岡山大,人工網膜の治験に向けて有効性を証明


岡山大学の医工連携研究グループは,“世界初の新方式”である岡山大学方式の人工網膜OUReP™が,ラットの視覚を回復することを視覚誘発電位によって初めて証明した(ニュースリリース)。

同大は,新方式の「色素結合薄膜型」の人工網膜を2002年から研究開発してきた。これは,光を吸収して電位差を出力する光電変換色素分子をポリエチレン薄膜(フィルム)に化学結合したもので,電流を出力するのではなく,光を受けて電位差(変位電流)を出力し,近傍の神経細胞を刺激するもの。

松尾准教授らの研究グループは,失明して間もない6週齢の若い網膜色素変性ラットに,OUReP™を植込み,4週後と8週後の視覚誘発電位(大脳の後頭葉にある視覚に関係する部分の電気的活動)を記録した。その結果,光電変換色素の付いていないフィルムを植込んだ対照ラットと比べて,視覚誘発電位の振幅が大きいことが分かった。

これは人工網膜によってラットの脳の中で神経細胞の電気活動が起こっていることによるもの。さらに研究グループは,視細胞がまだ残っている4週齢の網膜色素変性ラットの眼球に,人工網膜OUReP™の部材として使用されている光電変換色素を注射したところ,本来は死んでいく視細胞が死なず,注射した光電変換色素に神経細胞保護作用があることが分かった。

これは,以前の研究で6週齢の網膜色素変性ラットに人工網膜を植込み,5か月後の網膜の状態を観察したところ,網膜神経細胞死(アポトーシス)が抑制されていることが分かったことと一致する。
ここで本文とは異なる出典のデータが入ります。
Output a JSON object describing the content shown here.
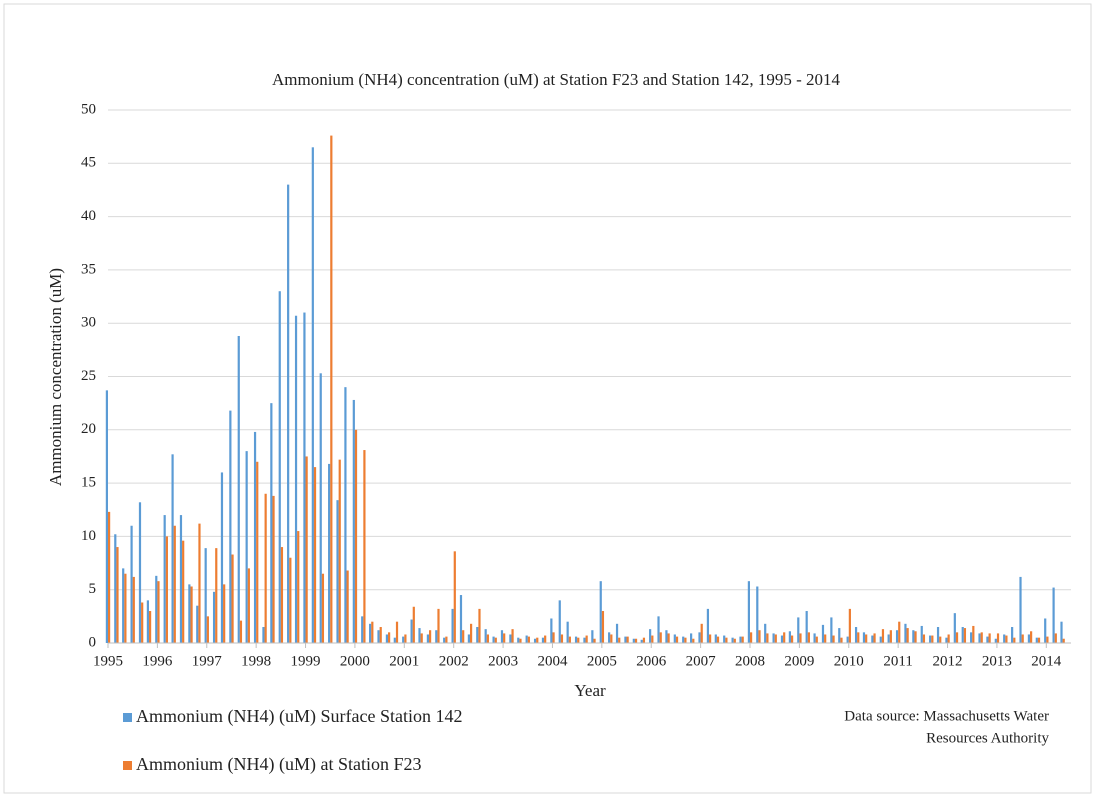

これまでに,OUReP™には毒性がないことを,生物学的な安全性評価によって証明している。今回の一連の研究成果は,OUReP™の有効性をさらに補強するものであり,世界中に500万人(わが国には10万人)いる,網膜色素変性患者たちに再び光を届ける過程がより一歩,確実に前に進んだものとしている。

OUReP™の製造管理と品質管理は,同大が確立している。現在,岡山大インキュベータにあるクリーンルームの環境の中で,人工網膜の製造ラインが稼働している。この製造ラインで作ったOUReP™を治験機器として岡山大学病院に提供する予定だという。